Synchronous elasticization at a reduced cost: Utilizing the ultra simple fork and controller merging
2011 IEEE/ACM International Conference on Computer-Aided Design (ICCAD)
Synchronous elasticization converts an ordinary clocked design into Latency-Insensitive (LI). It uses communication protocols such as SELF. Comparing to lazy implementations, eager SELF has no cycles and can provide performance advantage. Yet, it uses eager forks (EForks) consuming more area and power. This paper demonstrates that EForks can be redundant. A novel ultra simple fork (USFork) implementation is introduced. The conditions under which an EFork will behave exactly the same as a USFork
... (from the protocol perspective) are formally derived. The paper also investigates the conditions under which multiple SELF controllers can be merged to further decrease the area and power overhead (as long as the physical placement allows). The flow has been integrated in a fully automated tool, HGEN. HGEN uses 6thSense as an embedded verification engine.

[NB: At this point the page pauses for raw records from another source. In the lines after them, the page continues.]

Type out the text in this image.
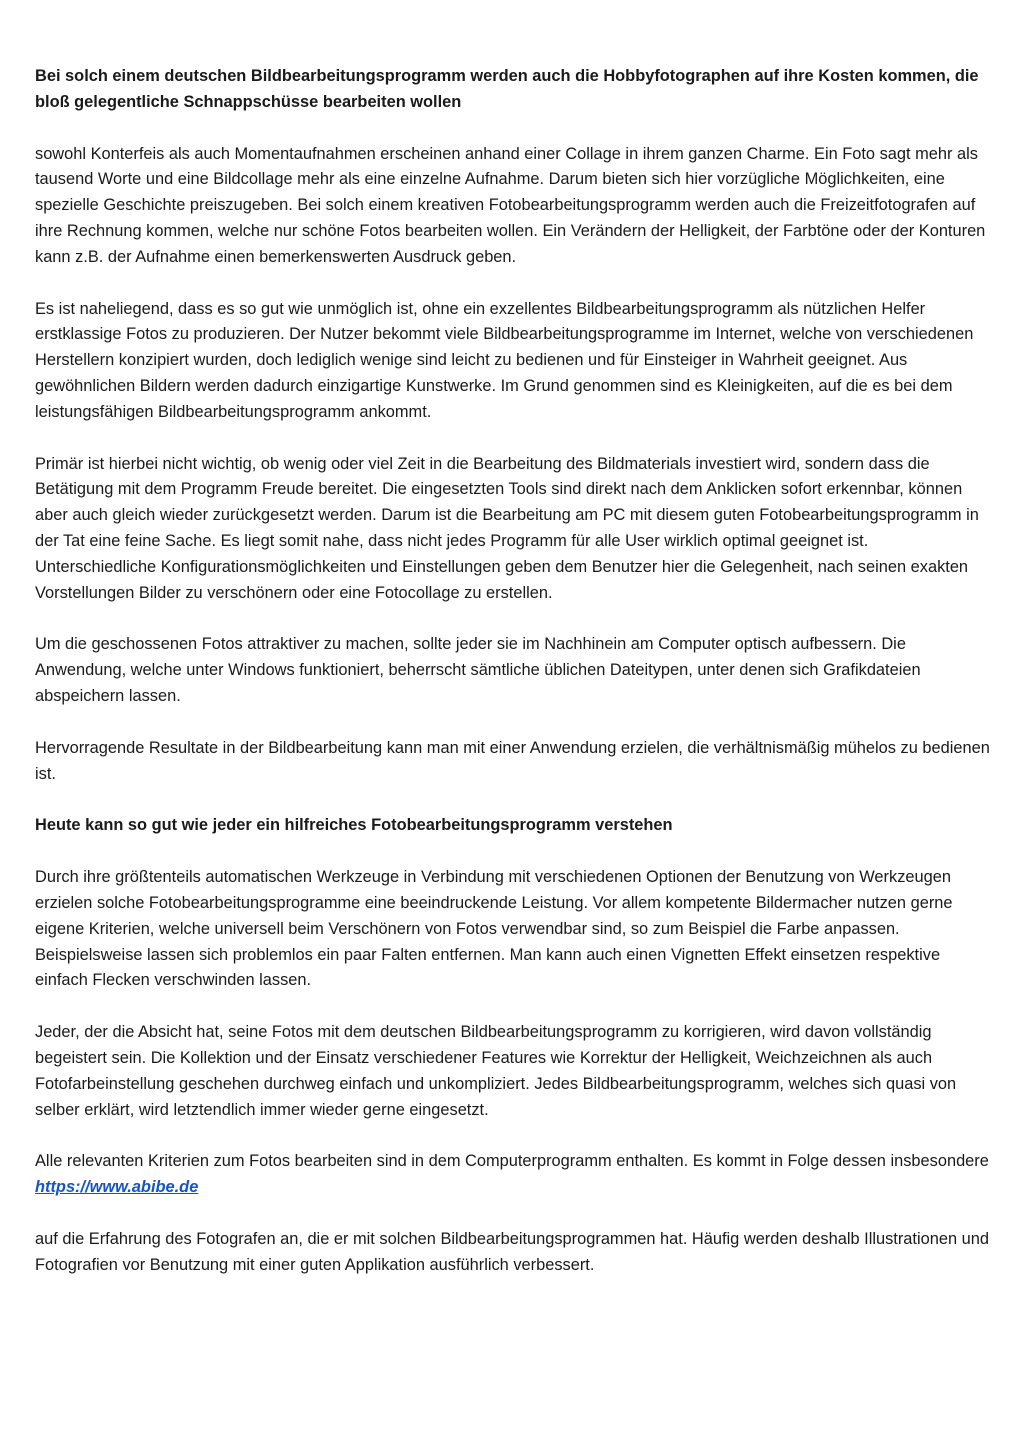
Bei solch einem deutschen Bildbearbeitungsprogramm werden auch die Hobbyfotographen auf ihre Kosten kommen, die bloß gelegentliche Schnappschüsse bearbeiten wollen

sowohl Konterfeis als auch Momentaufnahmen erscheinen anhand einer Collage in ihrem ganzen Charme. Ein Foto sagt mehr als tausend Worte und eine Bildcollage mehr als eine einzelne Aufnahme. Darum bieten sich hier vorzügliche Möglichkeiten, eine spezielle Geschichte preiszugeben. Bei solch einem kreativen Fotobearbeitungsprogramm werden auch die Freizeitfotografen auf ihre Rechnung kommen, welche nur schöne Fotos bearbeiten wollen. Ein Verändern der Helligkeit, der Farbtöne oder der Konturen kann z.B. der Aufnahme einen bemerkenswerten Ausdruck geben.

Es ist naheliegend, dass es so gut wie unmöglich ist, ohne ein exzellentes Bildbearbeitungsprogramm als nützlichen Helfer erstklassige Fotos zu produzieren. Der Nutzer bekommt viele Bildbearbeitungsprogramme im Internet, welche von verschiedenen Herstellern konzipiert wurden, doch lediglich wenige sind leicht zu bedienen und für Einsteiger in Wahrheit geeignet. Aus gewöhnlichen Bildern werden dadurch einzigartige Kunstwerke. Im Grund genommen sind es Kleinigkeiten, auf die es bei dem leistungsfähigen Bildbearbeitungsprogramm ankommt.

Primär ist hierbei nicht wichtig, ob wenig oder viel Zeit in die Bearbeitung des Bildmaterials investiert wird, sondern dass die Betätigung mit dem Programm Freude bereitet. Die eingesetzten Tools sind direkt nach dem Anklicken sofort erkennbar, können aber auch gleich wieder zurückgesetzt werden. Darum ist die Bearbeitung am PC mit diesem guten Fotobearbeitungsprogramm in der Tat eine feine Sache. Es liegt somit nahe, dass nicht jedes Programm für alle User wirklich optimal geeignet ist. Unterschiedliche Konfigurationsmöglichkeiten und Einstellungen geben dem Benutzer hier die Gelegenheit, nach seinen exakten Vorstellungen Bilder zu verschönern oder eine Fotocollage zu erstellen.

Um die geschossenen Fotos attraktiver zu machen, sollte jeder sie im Nachhinein am Computer optisch aufbessern. Die Anwendung, welche unter Windows funktioniert, beherrscht sämtliche üblichen Dateitypen, unter denen sich Grafikdateien abspeichern lassen.

Hervorragende Resultate in der Bildbearbeitung kann man mit einer Anwendung erzielen, die verhältnismäßig mühelos zu bedienen ist.

Heute kann so gut wie jeder ein hilfreiches Fotobearbeitungsprogramm verstehen

Durch ihre größtenteils automatischen Werkzeuge in Verbindung mit verschiedenen Optionen der Benutzung von Werkzeugen erzielen solche Fotobearbeitungsprogramme eine beeindruckende Leistung. Vor allem kompetente Bildermacher nutzen gerne eigene Kriterien, welche universell beim Verschönern von Fotos verwendbar sind, so zum Beispiel die Farbe anpassen. Beispielsweise lassen sich problemlos ein paar Falten entfernen. Man kann auch einen Vignetten Effekt einsetzen respektive einfach Flecken verschwinden lassen.

Jeder, der die Absicht hat, seine Fotos mit dem deutschen Bildbearbeitungsprogramm zu korrigieren, wird davon vollständig begeistert sein. Die Kollektion und der Einsatz verschiedener Features wie Korrektur der Helligkeit, Weichzeichnen als auch Fotofarbeinstellung geschehen durchweg einfach und unkompliziert. Jedes Bildbearbeitungsprogramm, welches sich quasi von selber erklärt, wird letztendlich immer wieder gerne eingesetzt.

Alle relevanten Kriterien zum Fotos bearbeiten sind in dem Computerprogramm enthalten. Es kommt in Folge dessen insbesondere https://www.abibe.de

auf die Erfahrung des Fotografen an, die er mit solchen Bildbearbeitungsprogrammen hat. Häufig werden deshalb Illustrationen und Fotografien vor Benutzung mit einer guten Applikation ausführlich verbessert.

Comparing to the methodology used in published work on a MiniMIPS processor case study, HGEN shows up to 34.3% and 25.4% savings in area and power due to utilizing USForks. It also shows at least 32% saving in the number of EForks in s382 ISCAS benchmark. More reduction is possible if the physical placement allows for controller merging. Thanks to the advance in synchronous verification technology, HGEN runs within few minutes (for all this paper examples). This makes the proposed approach suitable for tight time-to-market constraints.